WSARecv (#TCPSocket:0x2b448b7a8c0): An established connection was aborted by the software in your host machine. (IO::Error)

Which sounds just about right. We did cancel it.

[ysbaddaden]

Allright, I think I got most of the issues cornered. I'm not so sure about the last commits for IOCP. They look okayish but I'd like another pair of 👀

[ysbaddaden]

Sigh, one last failure apparently:

  1) UDPSocket using IPv4 joins and transmits to multicast groups
     Failure/Error: expect_raises(IO::Error) { udp.receive }

       Expected IO::Error but nothing was raised

     # spec\std\socket\udp_socket_spec.cr:201

[ysbaddaden]

This is caused by 4b286bb#diff-d5a00d86dac51ee0e517a4d7b20d9f87168c36220dc1fc4cb23360b424108e61R440

[ysbaddaden]

The issue is caused by 4b286bb#diff-d5a00d86dac51ee0e517a4d7b20d9f87168c36220dc1fc4cb23360b424108e61R440

It makes sense: both cases shall raise an IO::Error exception, not report an EOF.
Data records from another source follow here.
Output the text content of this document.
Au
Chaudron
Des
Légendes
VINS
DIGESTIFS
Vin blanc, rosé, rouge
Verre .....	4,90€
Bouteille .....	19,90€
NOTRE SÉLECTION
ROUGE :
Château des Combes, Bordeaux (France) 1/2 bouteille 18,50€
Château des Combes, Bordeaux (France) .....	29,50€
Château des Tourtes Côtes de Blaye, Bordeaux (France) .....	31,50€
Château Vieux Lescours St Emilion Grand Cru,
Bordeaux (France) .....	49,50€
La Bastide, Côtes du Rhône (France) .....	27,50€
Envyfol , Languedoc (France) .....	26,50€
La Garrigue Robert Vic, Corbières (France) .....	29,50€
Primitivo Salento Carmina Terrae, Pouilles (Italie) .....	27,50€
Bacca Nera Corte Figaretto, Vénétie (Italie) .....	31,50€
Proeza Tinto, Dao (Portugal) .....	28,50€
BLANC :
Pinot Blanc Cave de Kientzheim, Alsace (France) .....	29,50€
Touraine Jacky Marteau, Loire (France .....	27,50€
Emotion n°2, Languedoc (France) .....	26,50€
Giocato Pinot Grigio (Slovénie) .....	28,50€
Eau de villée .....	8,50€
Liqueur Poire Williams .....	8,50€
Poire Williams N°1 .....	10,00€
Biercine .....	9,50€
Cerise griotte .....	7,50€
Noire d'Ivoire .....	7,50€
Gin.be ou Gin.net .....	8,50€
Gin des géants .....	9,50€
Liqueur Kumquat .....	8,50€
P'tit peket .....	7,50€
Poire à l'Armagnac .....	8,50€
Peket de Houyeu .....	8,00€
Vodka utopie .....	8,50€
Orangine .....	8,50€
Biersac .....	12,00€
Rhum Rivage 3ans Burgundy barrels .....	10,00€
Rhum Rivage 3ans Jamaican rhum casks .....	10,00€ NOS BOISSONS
But then the HTTP::Client spec failure from a few comments above comes back. We must fix it some other way. The spec shouldn't pass because we returned an EOF when the connection has been explicitly closed, especially when the spec is "HTTP::Client will retry a broken socket".

[ysbaddaden]

Rebased to bring changes from master (especially the timer fixes from 1.19.1), and added a commit to properly fix/workaround spec failures related to WSA.

[ysbaddaden]

MinGW eventually fails on x86_64 with the unhelpful:

make: *** [Makefile:142: std_spec] Error 67
Error: Process completed with exit code 2.

While the spec output looks fine (no failures, no errors).